Limitations and When Not to Use This
The paper evaluates only on Japanese equities, leaving open questions about generalization to other asset classes (crypto, bonds, FX), markets with different liquidity profiles, or non-English financial text—multilingual fine-tuning and domain adaptation are not addressed. The abstract does not specify which LLM backbone was used (GPT-4, Llama, proprietary), so reproducibility and cost estimates are unclear; the approach may be sensitive to model choice in ways that aren't discussed. The leakage-controlled backtesting prevents data snooping, but the paper doesn't address concept drift in financial markets—agent performance likely degrades over time as market regimes change, and the static task decomposition may not adapt to structural breaks in correlations or volatility patterns.
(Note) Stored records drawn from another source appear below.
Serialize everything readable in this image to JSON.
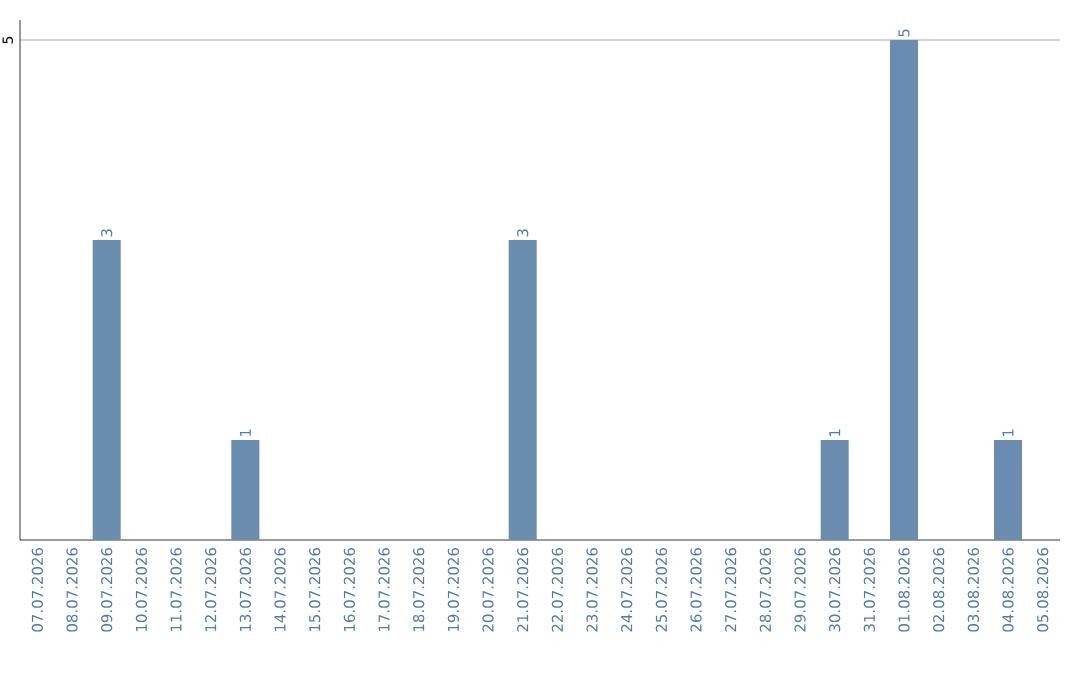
{
  "chart_data": {
    "type": "bar",
    "categories": [
      "07.07.2026",
      "08.07.2026",
      "09.07.2026",
      "10.07.2026",
      "11.07.2026",
      "12.07.2026",
      "13.07.2026",
      "14.07.2026",
      "15.07.2026",
      "16.07.2026",
      "17.07.2026",
      "18.07.2026",
      "19.07.2026",
      "20.07.2026",
      "21.07.2026",
      "22.07.2026",
      "23.07.2026",
      "24.07.2026",
      "25.07.2026",
      "26.07.2026",
      "27.07.2026",
      "28.07.2026",
      "29.07.2026",
      "30.07.2026",
      "31.07.2026",
      "01.08.2026",
      "02.08.2026",
      "03.08.2026",
      "04.08.2026",
      "05.08.2026"
    ],
    "values": [
      0,
      0,
      3,
      0,
      0,
      0,
      1,
      0,
      0,
      0,
      0,
      0,
      0,
      0,
      3,
      0,
      0,
      0,
      0,
      0,
      0,
      0,
      0,
      1,
      0,
      5,
      0,
      0,
      1,
      0
    ],
    "value_labels": [
      null,
      null,
      "3",
      null,
      null,
      null,
      "1",
      null,
      null,
      null,
      null,
      null,
      null,
      null,
      "3",
      null,
      null,
      null,
      null,
      null,
      null,
      null,
      null,
      "1",
      null,
      "5",
      null,
      null,
      "1",
      null
    ],
    "color": "#6a8caf",
    "ylim": [
      0,
      5.2
    ],
    "yticks": [
      5
    ],
    "grid": "y"
  }
}
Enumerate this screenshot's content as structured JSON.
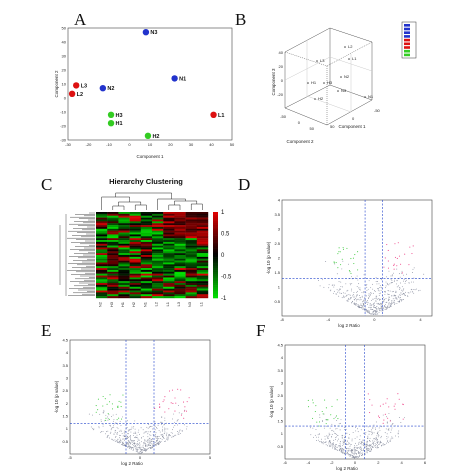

Finally, the framework assumes access to complete, timely financial data and news feeds; real production systems suffer from data quality issues, delays, and missing values that the paper's idealized setup likely does not encounter.
Research Context
This work builds on the recent wave of multi-agent LLM systems (ReAct, AutoGPT, multi-role agent teams) but specifically targets the financial domain where transparency and fine-grained decision-making are regulatory and practical requirements. It contrasts with and improves upon mainstream financial AI approaches that treat trading as a monolithic policy learned end-to-end or that use simple role templates (analyst-manager) without decomposing workflows into measurable subtasks. The research opens a direction for task-aware agent design: instead of scaling agent capability through scale (bigger models, more in-context examples), decompose the task explicitly and let specialized, smaller agents handle each piece. This connects to broader work on mechanistic interpretability and modular neural systems, suggesting that financial AI and possibly other high-stakes applications benefit from explicit task graphs over end-to-end learned policies.